Am Nachmittag spät nach Hause gekommen und dennoch Motorsense und Rechen auf den Pickup und endlich den Pirschpfad in die Wiese gefräst (gehört mir) und den Weg im Knick geharkt. Am Morgen dann mit dem Auto großen Bogen gefahren und gegen den Wind angepirscht, lautlos bis 50 Meter vor dem Hochsitz, der Hirsch meldet im dunklen Nebel heute dicht am Knick! Zentimeter um Zentimeter weiter, Halstuch über die Nase und die Reithandschuhe mit Schlitz für den rechten Zeigefinger um nicht gesehen zu werden. Der dunkelbraune Drahthaar klebt an meinem linken Knie er weiß, worauf es ankommt! Jetzt sind auch noch Sauen direkt am Sitz, 10 Meter vor mir! Es wird heller, der K98 ist schon im Voranschlag in der linken Hand ist der Pirschstock. Pusten und weg sind die Sauen! Zügig gehe ich zur Leiter, lege auf den Hirsch an- der plätzt und ist mit sich beschäftigt.
Doch das unruhige Kahlwild lässt ihn aufwerfen. Ich bin mir jetzt ganz sicher, dass der Hirsch alt ist und als ich fliegen lasse, sehe ich auch noch durch ein kleines Wölkchen auf dem Blatt, dass die 9,3 genau dort aufschlägt, wo der Zielstachel stand. Flache Flucht in das Schilf.
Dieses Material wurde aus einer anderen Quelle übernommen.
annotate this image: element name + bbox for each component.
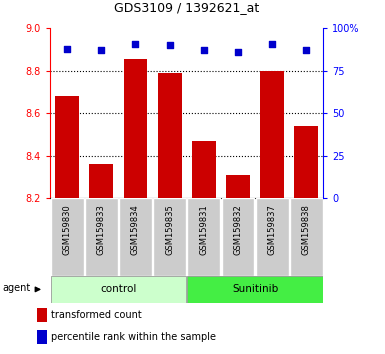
Bar (51, 276, 186, 303)
Bar (55, 96, 79, 198)
Bar (119, 198, 152, 276)
Text: GSM159835: GSM159835 (165, 205, 174, 255)
Bar (37, 308, 47, 322)
Text: GSM159834: GSM159834 (131, 205, 140, 255)
Point (64, 46, 70, 52)
Bar (226, 175, 250, 198)
Bar (187, 276, 323, 303)
Text: GSM159837: GSM159837 (268, 205, 277, 255)
Bar (187, 198, 220, 276)
Point (235, 49, 241, 55)
Text: GSM159838: GSM159838 (302, 205, 311, 255)
Text: percentile rank within the sample: percentile rank within the sample (51, 332, 216, 342)
Text: agent: agent (3, 283, 31, 293)
Text: GSM159832: GSM159832 (233, 205, 243, 255)
Text: GSM159831: GSM159831 (199, 205, 208, 255)
Bar (295, 126, 318, 198)
Bar (153, 198, 186, 276)
Point (269, 41, 275, 46)
Text: control: control (100, 284, 137, 295)
Text: GSM159830: GSM159830 (63, 205, 72, 255)
Text: transformed count: transformed count (51, 310, 142, 320)
Bar (256, 198, 288, 276)
Point (132, 41, 139, 46)
Bar (290, 198, 323, 276)
Text: GDS3109 / 1392621_at: GDS3109 / 1392621_at (114, 1, 259, 14)
Text: Sunitinib: Sunitinib (232, 284, 278, 295)
Bar (192, 141, 216, 198)
Point (98, 47, 104, 53)
Bar (51, 198, 84, 276)
Bar (158, 73, 182, 198)
Bar (260, 71, 284, 198)
Point (201, 47, 207, 53)
Bar (89, 164, 113, 198)
Text: GSM159833: GSM159833 (97, 205, 106, 255)
Bar (124, 59, 147, 198)
Point (167, 42, 173, 48)
Bar (85, 198, 118, 276)
Point (303, 47, 310, 53)
Bar (37, 330, 47, 344)
Bar (222, 198, 254, 276)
Ich schaue erst gar nicht nach dem Anschuß, sondern hole den Traktor mit Schaufel und Forstwinde.
Als ich nach dem Anschuss schaue, ist da nichts zu finden und auch auf dem Einwechsel nichts. Der Hund verhält überhaupt nicht wie auf der Wundfährte und meine Sicherheit weicht Unruhe.
Schilfkante im großen Bogen abgesucht und plötzlich springt mein Kalle ins Schilf- nach nur fünf Meter ist er am Hirschen, von dem nur die hinteren Läufe aus dem Graben im Schilf zu sehen sind.
Verendet liegt ein uralter, abnormer Rothirsch vor mir. Mein Lebenshirsch !

Das Bergen ist mit der Technik ein Kinderspiel, das Aufbrechen weniger!
Am Wochenende dann verblasen mit den Freunden und alles erst einmal sacken lassen.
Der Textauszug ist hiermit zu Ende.